Many of the trials evaluating Triple P were quite small, with eight trials having less than 20 participants (9 to 18) in the smallest group. This is grossly inadequate to achieve the benefits of randomization and such trials are extremely vulnerable to reclassification or loss to follow-up or missing data from one or two participants. Moreover, we are given no indication how the investigators settled on an intervention or control group this small. Certainly it could not have been decided on the basis of an a priori power analysis, raising concerns of data snooping [14] having occurred. The consistently positive findings reported in the abstracts of such small studies raise further suspicions that investigators have manipulated results by hypothesizing after the results are known (harking) [15], cherry-picking and other inappropriate strategies for handling and reporting data [16]. Such small trials are statistically quite unlikely to detect even a moderate-sized effect, and that so many nonetheless get significant findings attests to a publication bias or obligatory replication [17] being enforced at some points in the publication process.

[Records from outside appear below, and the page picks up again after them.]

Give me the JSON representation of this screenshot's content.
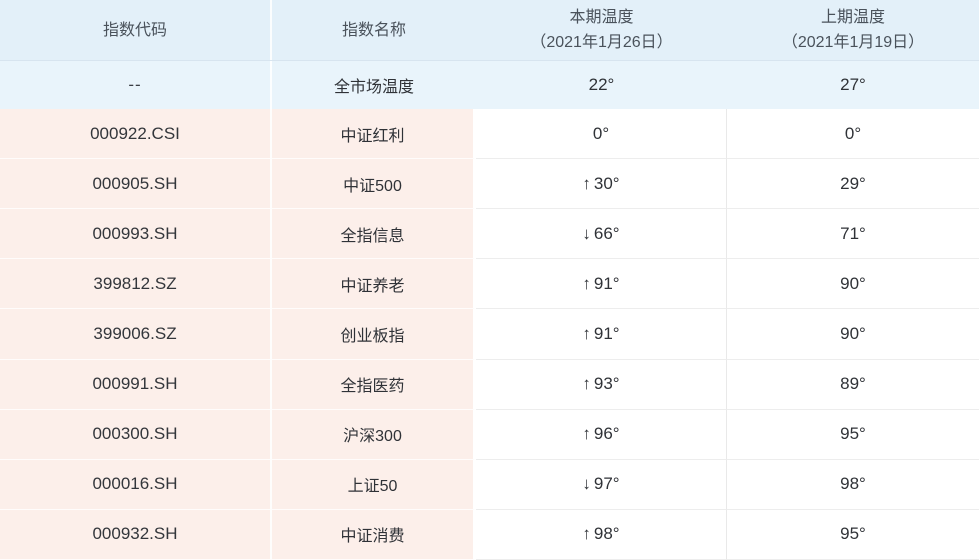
{
  "table": {
    "columns": [
      {
        "label": "指数代码"
      },
      {
        "label": "指数名称"
      },
      {
        "label": "本期温度",
        "sublabel": "（2021年1月26日）"
      },
      {
        "label": "上期温度",
        "sublabel": "（2021年1月19日）"
      }
    ],
    "summary_row": {
      "code": "--",
      "name": "全市场温度",
      "current": "22°",
      "previous": "27°"
    },
    "rows": [
      {
        "code": "000922.CSI",
        "name": "中证红利",
        "trend": "none",
        "current": "0°",
        "previous": "0°"
      },
      {
        "code": "000905.SH",
        "name": "中证500",
        "trend": "up",
        "current": "30°",
        "previous": "29°"
      },
      {
        "code": "000993.SH",
        "name": "全指信息",
        "trend": "down",
        "current": "66°",
        "previous": "71°"
      },
      {
        "code": "399812.SZ",
        "name": "中证养老",
        "trend": "up",
        "current": "91°",
        "previous": "90°"
      },
      {
        "code": "399006.SZ",
        "name": "创业板指",
        "trend": "up",
        "current": "91°",
        "previous": "90°"
      },
      {
        "code": "000991.SH",
        "name": "全指医药",
        "trend": "up",
        "current": "93°",
        "previous": "89°"
      },
      {
        "code": "000300.SH",
        "name": "沪深300",
        "trend": "up",
        "current": "96°",
        "previous": "95°"
      },
      {
        "code": "000016.SH",
        "name": "上证50",
        "trend": "down",
        "current": "97°",
        "previous": "98°"
      },
      {
        "code": "000932.SH",
        "name": "中证消费",
        "trend": "up",
        "current": "98°",
        "previous": "95°"
      }
    ]
  },
  "icons": {
    "up_arrow": "↑",
    "down_arrow": "↓"
  },
  "colors": {
    "header_bg": "#E3F0F9",
    "summary_bg": "#E9F4FB",
    "pink_bg": "#FCEFEA",
    "white_bg": "#FFFFFF",
    "header_divider": "#D7E4EF",
    "gray_line": "#EDEDED",
    "text_dark": "#2F3237",
    "text_header": "#4A525B"
  }
}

Many communities and charities are proceeding with ambitious and costly implementations of Triple P-Parenting programs with the expectation that this will lead to the alleviation of social and public health problems associated with poor parenting. Wilson and colleagues highlighted the inadequacy of the existing clinical trial data. Adding to that the dominance of biased positive reporting of underpowered trials, it becomes incumbent upon clinicians and policymakers to adequately monitor the implementation of Triple P and evaluation of clinical outcomes to ensure that scarce resources are not squandered.